Compared to its unaudited results announced on May 30, 2018, Addvalue's FY2018 loss after tax widened to US$12.8 million, 14.8 per cent higher than the US$11.1 million reported. Total equity fell 18 per cent to US$7.5 million from the US$9.1 million reported.
The adjustment was due mainly to further adjustments relating to the write-down of deferred tax assets of certain subsidiaries. This gave rise to deferred tax liabilities, as development expenses claimed under the income tax computations should have been recognised in FY2018, but were erroneously omitted from the announced results.
Due to this, the basic loss per share worsened to 0.73 US cent, compared to 0.64 US cent based on the unaudited results.

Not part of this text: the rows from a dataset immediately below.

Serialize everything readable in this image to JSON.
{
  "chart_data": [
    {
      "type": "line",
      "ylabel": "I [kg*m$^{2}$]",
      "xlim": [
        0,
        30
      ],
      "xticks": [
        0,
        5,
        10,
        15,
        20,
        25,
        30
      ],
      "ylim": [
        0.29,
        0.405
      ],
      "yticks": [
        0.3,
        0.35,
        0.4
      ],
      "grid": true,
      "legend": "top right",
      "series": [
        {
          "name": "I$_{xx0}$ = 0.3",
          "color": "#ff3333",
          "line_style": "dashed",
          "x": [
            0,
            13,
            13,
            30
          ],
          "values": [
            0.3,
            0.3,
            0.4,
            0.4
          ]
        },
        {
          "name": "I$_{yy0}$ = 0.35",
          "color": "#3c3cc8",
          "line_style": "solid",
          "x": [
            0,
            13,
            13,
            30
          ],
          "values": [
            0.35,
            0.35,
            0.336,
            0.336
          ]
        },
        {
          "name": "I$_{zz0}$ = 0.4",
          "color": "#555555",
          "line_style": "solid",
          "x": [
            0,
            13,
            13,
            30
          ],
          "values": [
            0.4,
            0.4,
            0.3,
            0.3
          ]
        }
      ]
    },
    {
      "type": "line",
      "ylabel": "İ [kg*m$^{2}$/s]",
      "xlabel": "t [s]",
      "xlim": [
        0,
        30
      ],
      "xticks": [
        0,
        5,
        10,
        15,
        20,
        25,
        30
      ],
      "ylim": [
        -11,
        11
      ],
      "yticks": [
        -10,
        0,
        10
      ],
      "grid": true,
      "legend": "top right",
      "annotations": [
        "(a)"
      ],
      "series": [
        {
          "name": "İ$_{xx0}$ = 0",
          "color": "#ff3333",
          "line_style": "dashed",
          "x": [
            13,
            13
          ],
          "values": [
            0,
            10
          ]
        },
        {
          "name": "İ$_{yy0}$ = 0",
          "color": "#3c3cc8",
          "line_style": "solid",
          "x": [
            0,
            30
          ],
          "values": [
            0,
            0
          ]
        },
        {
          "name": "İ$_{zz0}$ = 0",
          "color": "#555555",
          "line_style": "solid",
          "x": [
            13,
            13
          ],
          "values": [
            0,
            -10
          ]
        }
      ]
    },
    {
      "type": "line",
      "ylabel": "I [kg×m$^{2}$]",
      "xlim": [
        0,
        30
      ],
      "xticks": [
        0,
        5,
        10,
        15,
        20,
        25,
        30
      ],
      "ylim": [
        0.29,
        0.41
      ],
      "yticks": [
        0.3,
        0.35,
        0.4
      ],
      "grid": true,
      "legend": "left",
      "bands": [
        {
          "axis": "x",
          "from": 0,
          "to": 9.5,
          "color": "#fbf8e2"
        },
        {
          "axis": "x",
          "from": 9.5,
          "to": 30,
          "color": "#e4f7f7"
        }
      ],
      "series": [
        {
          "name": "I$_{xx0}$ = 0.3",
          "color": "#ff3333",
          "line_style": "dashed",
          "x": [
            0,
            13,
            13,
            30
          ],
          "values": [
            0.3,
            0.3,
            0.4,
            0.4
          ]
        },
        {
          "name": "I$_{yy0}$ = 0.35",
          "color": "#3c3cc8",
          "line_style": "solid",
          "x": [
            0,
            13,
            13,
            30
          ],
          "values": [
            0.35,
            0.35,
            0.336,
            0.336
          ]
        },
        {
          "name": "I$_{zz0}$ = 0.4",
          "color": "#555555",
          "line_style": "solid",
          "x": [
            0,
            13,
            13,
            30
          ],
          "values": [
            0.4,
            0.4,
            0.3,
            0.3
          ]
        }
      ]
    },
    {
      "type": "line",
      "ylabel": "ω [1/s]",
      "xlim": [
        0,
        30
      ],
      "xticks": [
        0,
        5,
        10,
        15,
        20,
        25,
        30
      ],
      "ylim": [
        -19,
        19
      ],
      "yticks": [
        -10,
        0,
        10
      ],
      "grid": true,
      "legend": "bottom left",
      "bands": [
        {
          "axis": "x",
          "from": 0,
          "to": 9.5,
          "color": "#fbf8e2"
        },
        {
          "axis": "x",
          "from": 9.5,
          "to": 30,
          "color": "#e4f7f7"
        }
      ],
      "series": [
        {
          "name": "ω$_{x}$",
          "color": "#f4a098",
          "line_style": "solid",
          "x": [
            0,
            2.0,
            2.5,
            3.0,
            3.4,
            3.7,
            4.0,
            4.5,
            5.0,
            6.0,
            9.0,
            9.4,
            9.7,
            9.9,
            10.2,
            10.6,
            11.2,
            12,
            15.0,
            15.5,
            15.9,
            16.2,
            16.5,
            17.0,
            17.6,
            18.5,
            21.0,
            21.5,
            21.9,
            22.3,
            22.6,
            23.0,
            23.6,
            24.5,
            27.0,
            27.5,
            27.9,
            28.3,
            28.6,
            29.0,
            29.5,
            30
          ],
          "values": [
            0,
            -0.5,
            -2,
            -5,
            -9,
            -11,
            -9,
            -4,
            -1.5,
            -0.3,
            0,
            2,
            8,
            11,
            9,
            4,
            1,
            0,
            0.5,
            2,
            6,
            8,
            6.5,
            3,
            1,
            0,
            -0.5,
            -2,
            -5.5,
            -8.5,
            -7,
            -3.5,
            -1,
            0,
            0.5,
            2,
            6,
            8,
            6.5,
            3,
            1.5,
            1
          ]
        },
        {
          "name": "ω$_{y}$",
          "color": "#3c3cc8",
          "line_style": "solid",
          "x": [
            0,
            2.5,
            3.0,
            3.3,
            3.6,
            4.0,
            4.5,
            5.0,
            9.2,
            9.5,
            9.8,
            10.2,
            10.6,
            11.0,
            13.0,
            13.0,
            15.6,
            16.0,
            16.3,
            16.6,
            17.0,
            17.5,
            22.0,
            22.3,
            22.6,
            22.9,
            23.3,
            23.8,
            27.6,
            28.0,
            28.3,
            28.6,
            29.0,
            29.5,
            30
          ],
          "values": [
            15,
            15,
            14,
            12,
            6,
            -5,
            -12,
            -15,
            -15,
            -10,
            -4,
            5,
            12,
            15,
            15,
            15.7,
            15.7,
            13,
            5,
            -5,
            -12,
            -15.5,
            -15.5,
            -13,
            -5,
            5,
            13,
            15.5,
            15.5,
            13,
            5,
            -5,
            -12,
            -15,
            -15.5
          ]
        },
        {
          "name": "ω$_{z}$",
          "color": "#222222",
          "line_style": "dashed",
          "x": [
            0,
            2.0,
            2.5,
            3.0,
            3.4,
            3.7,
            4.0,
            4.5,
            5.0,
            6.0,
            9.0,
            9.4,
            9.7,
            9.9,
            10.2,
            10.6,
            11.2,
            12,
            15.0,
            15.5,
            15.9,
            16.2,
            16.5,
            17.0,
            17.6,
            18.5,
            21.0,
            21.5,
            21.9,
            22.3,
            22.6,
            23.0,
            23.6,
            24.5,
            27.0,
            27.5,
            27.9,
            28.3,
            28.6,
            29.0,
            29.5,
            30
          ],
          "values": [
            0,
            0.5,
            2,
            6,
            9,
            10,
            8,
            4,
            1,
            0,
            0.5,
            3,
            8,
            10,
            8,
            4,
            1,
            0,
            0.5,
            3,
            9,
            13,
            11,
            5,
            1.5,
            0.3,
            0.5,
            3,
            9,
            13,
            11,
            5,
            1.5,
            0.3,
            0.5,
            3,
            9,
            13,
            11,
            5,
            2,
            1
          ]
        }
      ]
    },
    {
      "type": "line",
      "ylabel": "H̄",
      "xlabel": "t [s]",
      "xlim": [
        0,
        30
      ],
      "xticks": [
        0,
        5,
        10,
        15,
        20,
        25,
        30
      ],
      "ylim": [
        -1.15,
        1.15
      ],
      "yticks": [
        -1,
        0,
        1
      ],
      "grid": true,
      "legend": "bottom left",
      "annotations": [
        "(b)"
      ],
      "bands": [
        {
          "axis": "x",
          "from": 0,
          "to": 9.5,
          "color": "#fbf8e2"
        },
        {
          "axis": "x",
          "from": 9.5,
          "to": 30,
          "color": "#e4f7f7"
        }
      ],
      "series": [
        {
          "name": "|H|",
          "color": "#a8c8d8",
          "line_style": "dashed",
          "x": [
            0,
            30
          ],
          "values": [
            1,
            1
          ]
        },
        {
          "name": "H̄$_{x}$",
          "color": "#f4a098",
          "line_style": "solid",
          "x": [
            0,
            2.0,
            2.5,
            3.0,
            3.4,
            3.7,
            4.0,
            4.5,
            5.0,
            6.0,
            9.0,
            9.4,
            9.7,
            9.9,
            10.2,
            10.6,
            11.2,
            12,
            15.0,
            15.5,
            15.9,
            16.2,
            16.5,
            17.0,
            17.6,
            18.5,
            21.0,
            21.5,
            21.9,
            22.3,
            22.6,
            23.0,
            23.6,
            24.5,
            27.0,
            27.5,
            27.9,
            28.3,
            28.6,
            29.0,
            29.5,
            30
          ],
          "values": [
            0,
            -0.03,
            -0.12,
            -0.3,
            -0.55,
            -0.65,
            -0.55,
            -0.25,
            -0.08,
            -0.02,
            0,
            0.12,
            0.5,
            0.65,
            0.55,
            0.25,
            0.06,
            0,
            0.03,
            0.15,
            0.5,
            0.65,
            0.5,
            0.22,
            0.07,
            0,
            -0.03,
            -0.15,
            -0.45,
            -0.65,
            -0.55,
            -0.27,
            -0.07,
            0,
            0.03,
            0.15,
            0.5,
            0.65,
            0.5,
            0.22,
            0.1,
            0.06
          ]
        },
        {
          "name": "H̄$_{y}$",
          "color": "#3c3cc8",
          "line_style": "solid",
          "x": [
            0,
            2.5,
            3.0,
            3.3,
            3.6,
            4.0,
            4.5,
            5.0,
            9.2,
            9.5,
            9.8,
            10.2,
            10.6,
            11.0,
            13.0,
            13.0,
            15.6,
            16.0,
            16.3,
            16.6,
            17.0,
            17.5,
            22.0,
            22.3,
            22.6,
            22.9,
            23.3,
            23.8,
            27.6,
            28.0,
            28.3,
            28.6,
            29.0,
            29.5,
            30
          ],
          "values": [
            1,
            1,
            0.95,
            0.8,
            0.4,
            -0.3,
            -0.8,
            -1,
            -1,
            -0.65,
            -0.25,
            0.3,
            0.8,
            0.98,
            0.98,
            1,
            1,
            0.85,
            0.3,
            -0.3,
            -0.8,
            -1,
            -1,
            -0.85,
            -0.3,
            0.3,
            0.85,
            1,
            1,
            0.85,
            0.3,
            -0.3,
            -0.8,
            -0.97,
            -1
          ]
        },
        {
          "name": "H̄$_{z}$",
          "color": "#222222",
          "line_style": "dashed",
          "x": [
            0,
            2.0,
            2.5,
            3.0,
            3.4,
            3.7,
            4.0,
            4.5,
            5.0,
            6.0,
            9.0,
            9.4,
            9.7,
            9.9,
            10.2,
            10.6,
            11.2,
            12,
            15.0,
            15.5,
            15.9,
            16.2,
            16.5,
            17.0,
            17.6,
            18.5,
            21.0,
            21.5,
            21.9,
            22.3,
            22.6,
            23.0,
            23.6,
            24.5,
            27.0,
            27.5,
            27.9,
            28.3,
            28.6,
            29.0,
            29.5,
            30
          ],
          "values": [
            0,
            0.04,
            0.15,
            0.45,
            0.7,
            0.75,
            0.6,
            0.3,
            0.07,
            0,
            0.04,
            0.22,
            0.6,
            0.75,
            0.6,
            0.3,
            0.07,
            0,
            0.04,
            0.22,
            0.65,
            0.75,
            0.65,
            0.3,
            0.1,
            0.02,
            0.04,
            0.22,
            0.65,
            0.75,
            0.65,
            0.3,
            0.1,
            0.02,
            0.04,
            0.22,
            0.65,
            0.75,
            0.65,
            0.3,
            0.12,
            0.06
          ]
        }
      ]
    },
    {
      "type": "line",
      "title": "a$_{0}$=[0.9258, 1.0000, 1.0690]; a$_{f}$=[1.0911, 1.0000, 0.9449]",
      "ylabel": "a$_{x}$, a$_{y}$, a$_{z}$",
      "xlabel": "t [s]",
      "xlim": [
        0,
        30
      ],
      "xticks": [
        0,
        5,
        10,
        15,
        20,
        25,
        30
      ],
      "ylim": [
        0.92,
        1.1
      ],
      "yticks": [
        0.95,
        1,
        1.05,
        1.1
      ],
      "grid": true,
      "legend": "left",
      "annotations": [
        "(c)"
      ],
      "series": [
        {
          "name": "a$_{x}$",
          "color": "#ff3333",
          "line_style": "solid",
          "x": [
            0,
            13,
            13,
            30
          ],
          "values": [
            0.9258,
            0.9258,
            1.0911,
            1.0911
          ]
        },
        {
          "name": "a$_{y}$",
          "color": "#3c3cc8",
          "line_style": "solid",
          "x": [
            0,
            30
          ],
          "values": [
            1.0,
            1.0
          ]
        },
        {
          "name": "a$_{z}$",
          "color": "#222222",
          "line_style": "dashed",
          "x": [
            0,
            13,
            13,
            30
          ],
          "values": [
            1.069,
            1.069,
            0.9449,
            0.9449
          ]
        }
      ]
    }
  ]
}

As a result of the reduction in total equity, Addvalue's net value asset per share as at March 31, 2018 fell to 0.42 US cent from 0.52 US cent.
In a separate announcement, Addvalue gave notice that it has recorded pre-tax losses for the three most recently completed consecutive financial years, based on audited full year consolidated accounts, and that its six-month average daily market capitalisation as at July 6 is $70.2 million.
The company drew investors' attention to Rule 1311(1) of the Listing Manual, under which the Singapore Exchange will place an issuer on a watch list if it records such pre-tax losses and has a six-month average daily market cap of under $40 million. It said it will make an immediate announcement if notified by the Singapore Exchange that it will be placed on the watch list.
Addvalue Technologies last closed at 3.3 cents on July 6.